Abstract:
Most of Chicago has a combined sewer system, which means that sewage from homes, offices, and businesses flows into the same pipes as rainwater. These combined sewers were built before wastewater treatment technology existed, so they were designed to empty the sewage straight into the river.
In the early 20th century, the Metropolitan Water Reclamation District of Greater Chicago (MWRD) built big intercepting sewers to redirect the sewage to new wastewater treatment plants. Our treatment plants clean sewage and release clean water to the river. This system works great in dry weather, but when it rains heavily, the intercepting sewers and treatment plants can get overloaded and sewage follows the original path of the sewers and overflows into the river. These combined sewer overflows pollute the water and also increase the danger of flooding.

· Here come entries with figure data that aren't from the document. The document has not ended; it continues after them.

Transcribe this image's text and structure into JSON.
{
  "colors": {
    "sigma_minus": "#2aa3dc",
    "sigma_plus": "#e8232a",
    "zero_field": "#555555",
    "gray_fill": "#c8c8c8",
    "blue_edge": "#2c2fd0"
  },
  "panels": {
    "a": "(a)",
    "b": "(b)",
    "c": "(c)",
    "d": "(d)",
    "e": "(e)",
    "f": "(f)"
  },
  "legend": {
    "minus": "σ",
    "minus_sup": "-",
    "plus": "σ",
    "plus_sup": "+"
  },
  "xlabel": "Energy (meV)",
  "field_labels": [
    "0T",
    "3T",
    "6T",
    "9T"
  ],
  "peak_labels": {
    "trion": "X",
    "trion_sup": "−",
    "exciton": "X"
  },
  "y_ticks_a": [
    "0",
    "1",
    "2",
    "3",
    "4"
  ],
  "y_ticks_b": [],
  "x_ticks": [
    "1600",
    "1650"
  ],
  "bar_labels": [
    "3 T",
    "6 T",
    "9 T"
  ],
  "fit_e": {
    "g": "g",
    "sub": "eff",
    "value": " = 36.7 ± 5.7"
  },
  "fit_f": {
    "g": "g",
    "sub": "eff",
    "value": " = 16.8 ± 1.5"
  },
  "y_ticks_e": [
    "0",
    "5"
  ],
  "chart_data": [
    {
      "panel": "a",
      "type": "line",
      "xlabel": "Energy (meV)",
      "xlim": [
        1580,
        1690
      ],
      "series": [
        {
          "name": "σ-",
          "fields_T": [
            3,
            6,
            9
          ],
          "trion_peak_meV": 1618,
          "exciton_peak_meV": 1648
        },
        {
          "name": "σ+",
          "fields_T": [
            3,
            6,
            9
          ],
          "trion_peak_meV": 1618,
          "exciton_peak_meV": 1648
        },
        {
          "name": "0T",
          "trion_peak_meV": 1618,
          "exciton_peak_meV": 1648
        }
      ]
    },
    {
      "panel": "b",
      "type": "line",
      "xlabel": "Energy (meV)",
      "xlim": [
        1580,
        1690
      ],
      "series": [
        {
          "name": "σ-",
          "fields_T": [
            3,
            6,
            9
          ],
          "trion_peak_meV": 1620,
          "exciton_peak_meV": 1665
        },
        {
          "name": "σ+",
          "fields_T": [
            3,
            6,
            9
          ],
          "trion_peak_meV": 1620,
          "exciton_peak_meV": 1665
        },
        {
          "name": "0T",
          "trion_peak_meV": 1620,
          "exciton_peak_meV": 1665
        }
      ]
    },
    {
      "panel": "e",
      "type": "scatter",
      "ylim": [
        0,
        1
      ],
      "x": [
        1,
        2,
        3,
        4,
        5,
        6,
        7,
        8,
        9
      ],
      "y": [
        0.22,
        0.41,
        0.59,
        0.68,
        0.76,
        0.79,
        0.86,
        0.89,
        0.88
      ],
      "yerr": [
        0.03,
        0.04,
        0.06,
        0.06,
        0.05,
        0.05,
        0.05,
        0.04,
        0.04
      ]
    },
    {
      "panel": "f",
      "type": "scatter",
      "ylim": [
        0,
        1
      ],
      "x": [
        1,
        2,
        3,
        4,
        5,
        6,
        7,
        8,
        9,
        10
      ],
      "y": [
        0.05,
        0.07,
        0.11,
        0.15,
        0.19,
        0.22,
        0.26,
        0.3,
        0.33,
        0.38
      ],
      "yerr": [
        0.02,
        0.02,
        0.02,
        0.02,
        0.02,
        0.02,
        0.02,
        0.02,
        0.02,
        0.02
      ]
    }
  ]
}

As development spread through the Chicago area in the early 20th century, paved surfaces sent more and more amounts of stormwater runoff into the combined sewer system. By the 1960s, Chicago area sewers were overflowing to the river more than 100 days a year and flooding had become an ongoing problem. After years of studying the problem, in 1972 the MWRDGC adopted the Tunnel and Reservoir Plan, also known as TARP or “The Deep Tunnel” to solve the pollution and flood control problem plaguing the Chicagoland area. TARP is a system of deep, large diameter tunnels and vast reservoirs designed to reduce flooding, improve water quality in Chicago area waterways and protect Lake Michigan from pollution caused by sewer overflows.
Bio:
Kevin Fitzpatrick has been a professional engineer working in the water resources field for 25 over years. He has a Bachelor of Science in Civil Engineering from the University of Illinois and a Master of Science in Environmental Engineering from the University of North Carolina. Mr. Fitzpatrick spent 3 years as a consulting engineer, designing drinking water and wastewater treatment facilities, before joining the Metropolitan Water Reclamation District of Greater Chicago in 1999.
Since joining the District, Mr. Fitzpatrick spent two years in the Maintenance and Operations Department before moving to the Engineering Department as a project engineer and then project manager for large infrastructure projects. In his current job as Assistant Director of Engineering, Mr. Fitzpatrick manages the work of approximately 100 engineers and technical staff in the Infrastructure and Management Division of the Engineering Department. This work includes stormwater management projects, collection systems projects including the $3.8 billion Tunnel and Reservoir Plan along with intercepting sewer rehabilitation, and administering the Watershed Management Ordinance to regulate development and local sewer construction.